Daha önce hiç görülmedi: Yeni tiranozor keşfi T. rex evrimindeki boşluğu doldurabilir
Paleontologlar, daha önce hiç görülmemiş bir tiranozorun fosillerini keşfetti. Kalıntıların, dinozor türü Tyrannosaurus rex’in doğrudan atasına ait olduğu düşünülüyor.
DUVAR- Paleontologlar, yeni bir tiranozor türüne ait kalıntıları ortaya çıkardı. Daha önce hiç görülmemiş ve T. rex’in evrim tarihinde önemli bir boşluğu doldurabilecek tiranozor türünün, T. rex’in evrimsel soyu hakkındaki tartışmayı çözmeye yardımcı olabileceği düşünülüyor.
Arkeofili'nin Live Science'tan aktardığına göre, Daspletosaurus wilsoni adlı tiranozor yaklaşık 76,5 milyon yıl öncesine, Kretase dönemine (145 milyon ila 66 milyon yıl önce) tarihlenen, fosilleşmiş bir kafatasının parçaları ile bir kaburga ve ayak parmağı kemiği dahil olmak üzere iskelet parçalarından tanımlandı.
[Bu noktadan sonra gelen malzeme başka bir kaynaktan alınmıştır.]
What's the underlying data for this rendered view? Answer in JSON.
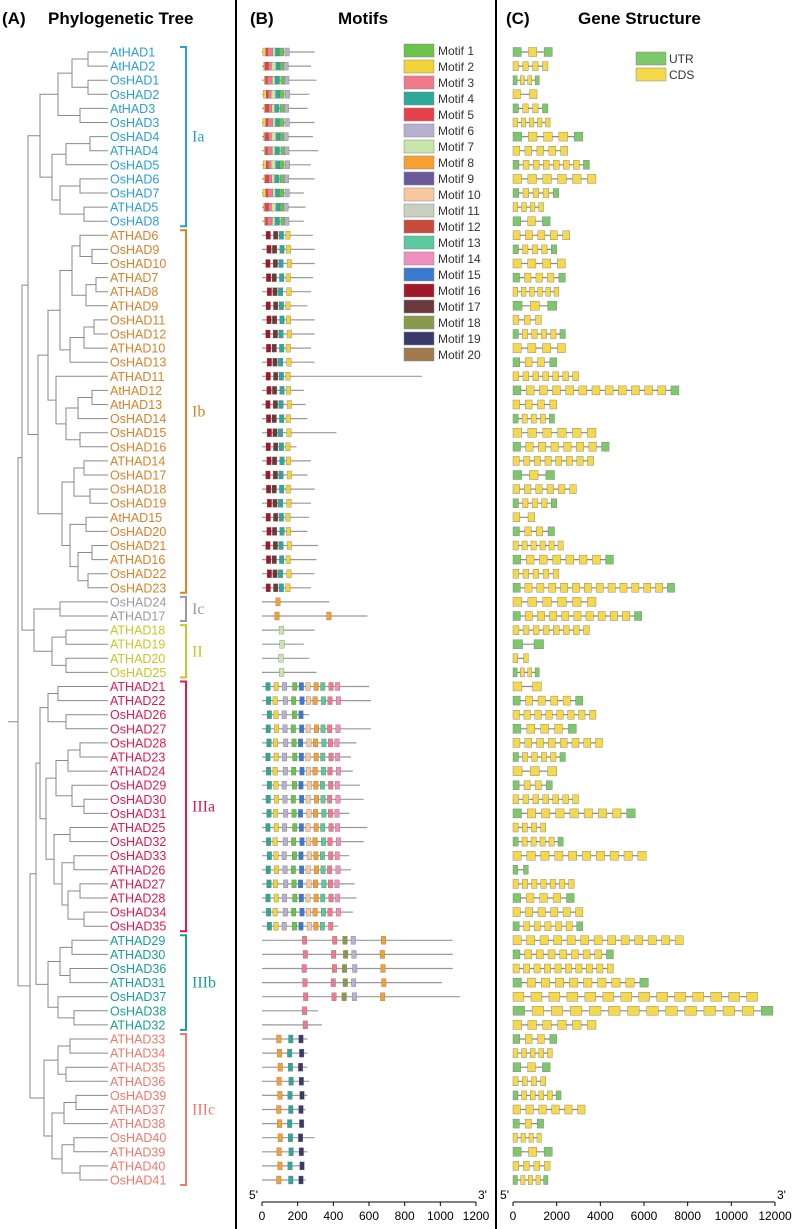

Fosiller, Kuzey Dakota’daki Badlands Dinozor Müzesi’nden paleontologlar tarafından 2017 ile 2021 yılları arasında bulundu. Montana’nın kuzeydoğusundaki Judith Nehri Oluşumu’nda ortaya çıkarılan Daspletosaurus wilsoni’nin, Daspletosaurus torosus’un soyundan geldiği düşünülüyor. Araştırmacılar ayrıca, 77 ila 75 milyon yıl önce ortaya çıkmış olan Daspletosaurus horneri’nin de atası olduğunu düşünüyorlar.
Üç Daspletosaur türü ve Tyrannosaurus, dokuz cins içeren Tyrannosauridae familyasının içinde yer alıyor. Çalışmanın ortak yazarları Elías Warshaw ve Denver Fowler, “Pek çok araştırmacı, tiranosauridlerin evrimleşen tek bir soyu mu, yoksa birbirinden türemeyen, yakından ilişkili birkaç türü mü temsil ettiği konusunda hemfikir değiller” dedi. Ancak Daspletosaurus wilsoni’nin keşfi, üç daspletosaur’un birbirinden “evrimsel kuzenler” gibi dallara ayrılmak yerine, tek bir evrimsel soyda birbiri ardına geldiğini öne sürüyor. Araştırmacılar, “Bu nedenle Daspletosaurus wilsoni, daha eski ve daha yeni tiranozor türleri arasında bir ‘kayıp halka’ idi” ifadelerini kullandı.
Ekip, bu türlerin birbiri ardına evrimleşmiş olabileceği göz önüne alındığında T. rex de dahil olmak üzere diğer tiranozorların da benzer bir doğrusal tarzda ortaya çıkmış olabileceğini öne sürdü. Araştırmacılar bu fikri desteklemek için yeni bir çalışma planladıklarını da belirtti.